El médico se ve obligado a producir actos, no resultados. Este divorcio entre saber y decisión destruye el valor agregado, incrementa el gasto sin mejorar la salud y erosiona el compromiso profesional. El médico, despojado de autonomía, deviene en un empleado sin poder de transformación, en lugar de un arquitecto de bienestar.
El desafío es estructural. Esto es, recuperar el papel del médico como actor estratégico del desarrollo implica reordenar el sistema desde su base macroeconómica; diseñar esquemas de pago por resultados, integrar el conocimiento médico en la planificación fiscal y reconocer que la salud es un bien económico esencial, no un producto de consumo.
La medicina, correctamente articulada con las políticas de empleo, educación y protección social, genera retornos mensurables en productividad, innovación y estabilidad social.
En este sentido, el futuro del desarrollo dominicano depende de un nuevo pacto entre ciencia, economía y Estado. No se trata de reivindicar al médico como héroe, sino como estratega del bienestar colectivo.

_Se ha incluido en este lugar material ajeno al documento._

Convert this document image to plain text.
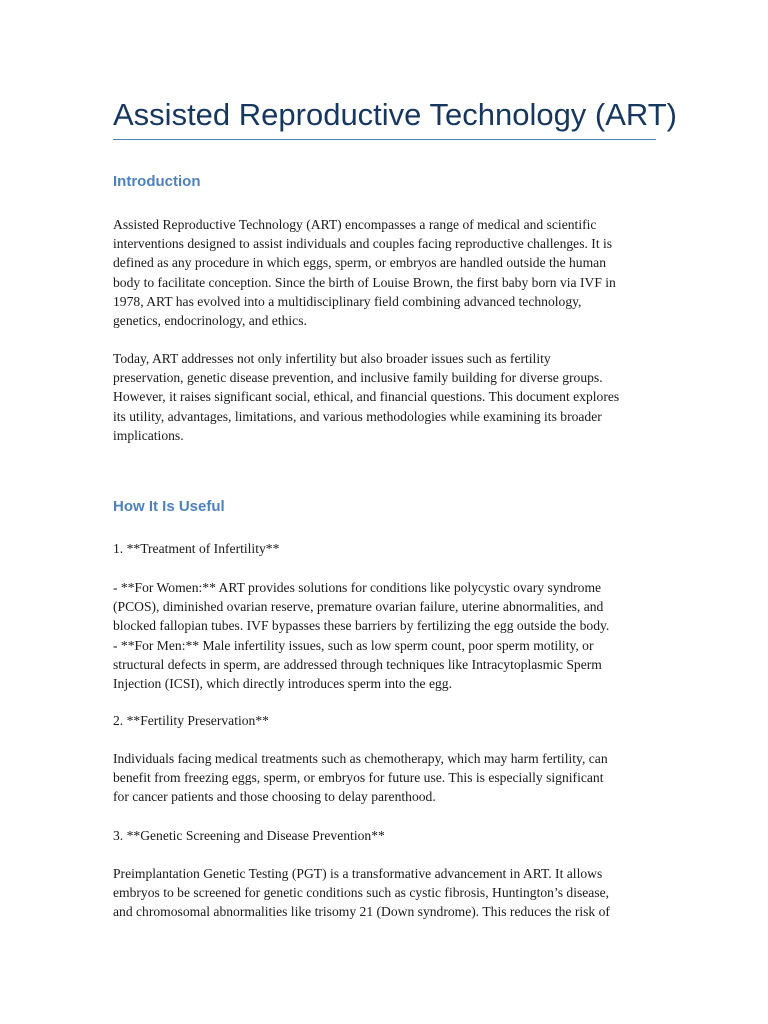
Assisted Reproductive Technology (ART)
Introduction
Assisted Reproductive Technology (ART) encompasses a range of medical and scientific
interventions designed to assist individuals and couples facing reproductive challenges. It is
defined as any procedure in which eggs, sperm, or embryos are handled outside the human
body to facilitate conception. Since the birth of Louise Brown, the first baby born via IVF in
1978, ART has evolved into a multidisciplinary field combining advanced technology,
genetics, endocrinology, and ethics.
Today, ART addresses not only infertility but also broader issues such as fertility
preservation, genetic disease prevention, and inclusive family building for diverse groups.
However, it raises significant social, ethical, and financial questions. This document explores
its utility, advantages, limitations, and various methodologies while examining its broader
implications.
How It Is Useful
1. **Treatment of Infertility**
- **For Women:** ART provides solutions for conditions like polycystic ovary syndrome
(PCOS), diminished ovarian reserve, premature ovarian failure, uterine abnormalities, and
blocked fallopian tubes. IVF bypasses these barriers by fertilizing the egg outside the body.
- **For Men:** Male infertility issues, such as low sperm count, poor sperm motility, or
structural defects in sperm, are addressed through techniques like Intracytoplasmic Sperm
Injection (ICSI), which directly introduces sperm into the egg.
2. **Fertility Preservation**
Individuals facing medical treatments such as chemotherapy, which may harm fertility, can
benefit from freezing eggs, sperm, or embryos for future use. This is especially significant
for cancer patients and those choosing to delay parenthood.
3. **Genetic Screening and Disease Prevention**
Preimplantation Genetic Testing (PGT) is a transformative advancement in ART. It allows
embryos to be screened for genetic conditions such as cystic fibrosis, Huntington’s disease,
and chromosomal abnormalities like trisomy 21 (Down syndrome). This reduces the risk of
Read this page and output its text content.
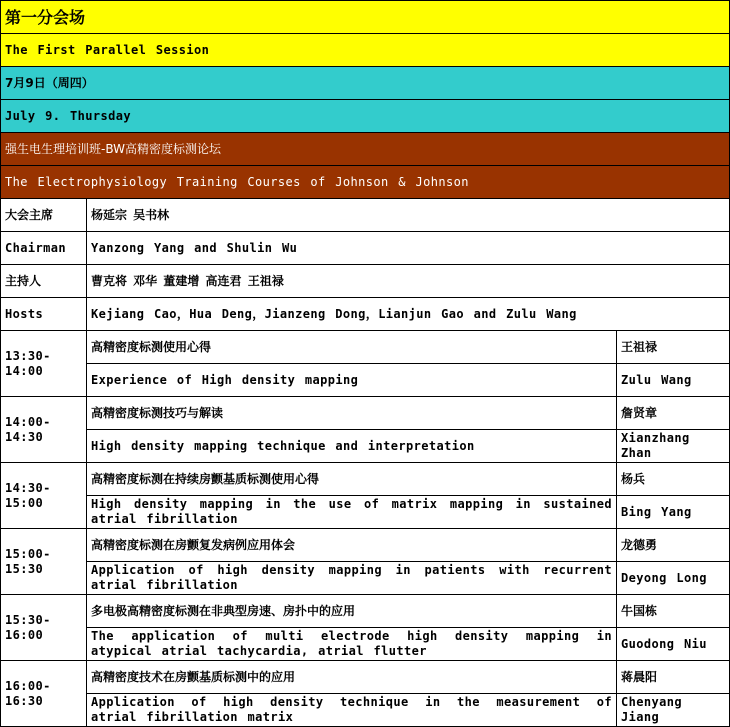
第一分会场		
The First Parallel Session		
7月9日（周四）		
July 9. Thursday		
强生电生理培训班-BW高精密度标测论坛		
The Electrophysiology Training Courses of Johnson & Johnson		
大会主席	杨延宗 吴书林	
Chairman	Yanzong Yang and Shulin Wu	
主持人	曹克将 邓华 董建增 高连君 王祖禄	
Hosts	Kejiang Cao，Hua Deng，Jianzeng Dong，Lianjun Gao and Zulu Wang	
13:30-
14:00	高精密度标测使用心得	王祖禄
	Experience of High density mapping	Zulu Wang
14:00-
14:30	高精密度标测技巧与解读	詹贤章
	High density mapping technique and interpretation	Xianzhang
Zhan
14:30-
15:00	高精密度标测在持续房颤基质标测使用心得	杨兵
	High density mapping in the use of matrix mapping in sustained atrial fibrillation	Bing Yang
15:00-
15:30	高精密度标测在房颤复发病例应用体会	龙德勇
	Application of high density mapping in patients with recurrent atrial fibrillation	Deyong Long
15:30-
16:00	多电极高精密度标测在非典型房速、房扑中的应用	牛国栋
	The application of multi electrode high density mapping in atypical atrial tachycardia, atrial flutter	Guodong Niu
16:00-
16:30	高精密度技术在房颤基质标测中的应用	蒋晨阳
	Application of high density technique in the measurement of atrial fibrillation matrix	Chenyang
Jiang
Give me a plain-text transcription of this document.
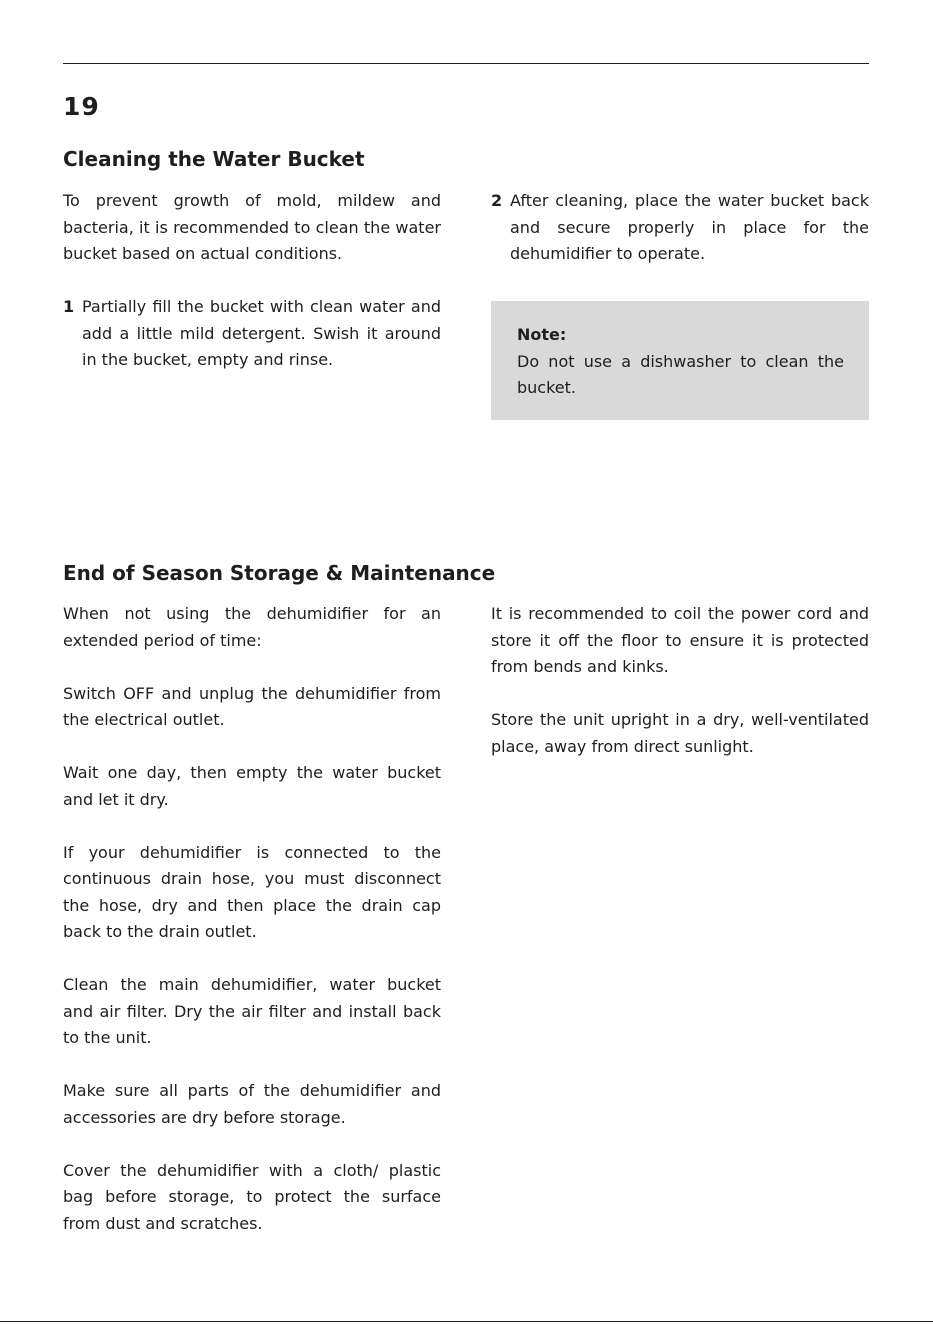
19

Cleaning the Water Bucket

To prevent growth of mold, mildew and bacteria, it is recommended to clean the water bucket based on actual conditions.

1 Partially fill the bucket with clean water and add a little mild detergent. Swish it around in the bucket, empty and rinse.
2 After cleaning, place the water bucket back and secure properly in place for the dehumidifier to operate.

Note:

Do not use a dishwasher to clean the bucket.

End of Season Storage & Maintenance

When not using the dehumidifier for an extended period of time:

Switch OFF and unplug the dehumidifier from the electrical outlet.

Wait one day, then empty the water bucket and let it dry.

If your dehumidifier is connected to the continuous drain hose, you must disconnect the hose, dry and then place the drain cap back to the drain outlet.

Clean the main dehumidifier, water bucket and air filter. Dry the air filter and install back to the unit.

Make sure all parts of the dehumidifier and accessories are dry before storage.

Cover the dehumidifier with a cloth/ plastic bag before storage, to protect the surface from dust and scratches.

It is recommended to coil the power cord and store it off the floor to ensure it is protected from bends and kinks.

Store the unit upright in a dry, well-ventilated place, away from direct sunlight.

En una época donde el envejecimiento, las enfermedades crónicas y la inequidad sanitaria amenazan el equilibrio nacional, el médico es el principal regulador del riesgo país en salud. Cada indicador macroeconómico —PIB, gasto público, productividad laboral— contiene una variable médica oculta en la calidad y la eficacia del cuidado que se brinda a la población.
Por eso, un modelo de desarrollo verdaderamente sostenible debe situar al médico en el centro del diseño de políticas públicas. No basta con aumentar presupuestos o multiplicar programas, es necesario integrar el conocimiento clínico al diseño de las decisiones económicas, desde la asignación del gasto hasta la evaluación de impacto. Un país que ignora a sus médicos, ignora su futuro.
La medicina no es solo arte ni ciencia, es la infraestructura intelectual de la nación. En ella se cruzan la biología y la economía, la ética y la eficiencia, la humanidad y la sostenibilidad. Revalorizarla no es idealizarla, es entender que sin salud no hay productividad, sin médicos no hay salud, y sin visión estratégica no hay país que sobreviva.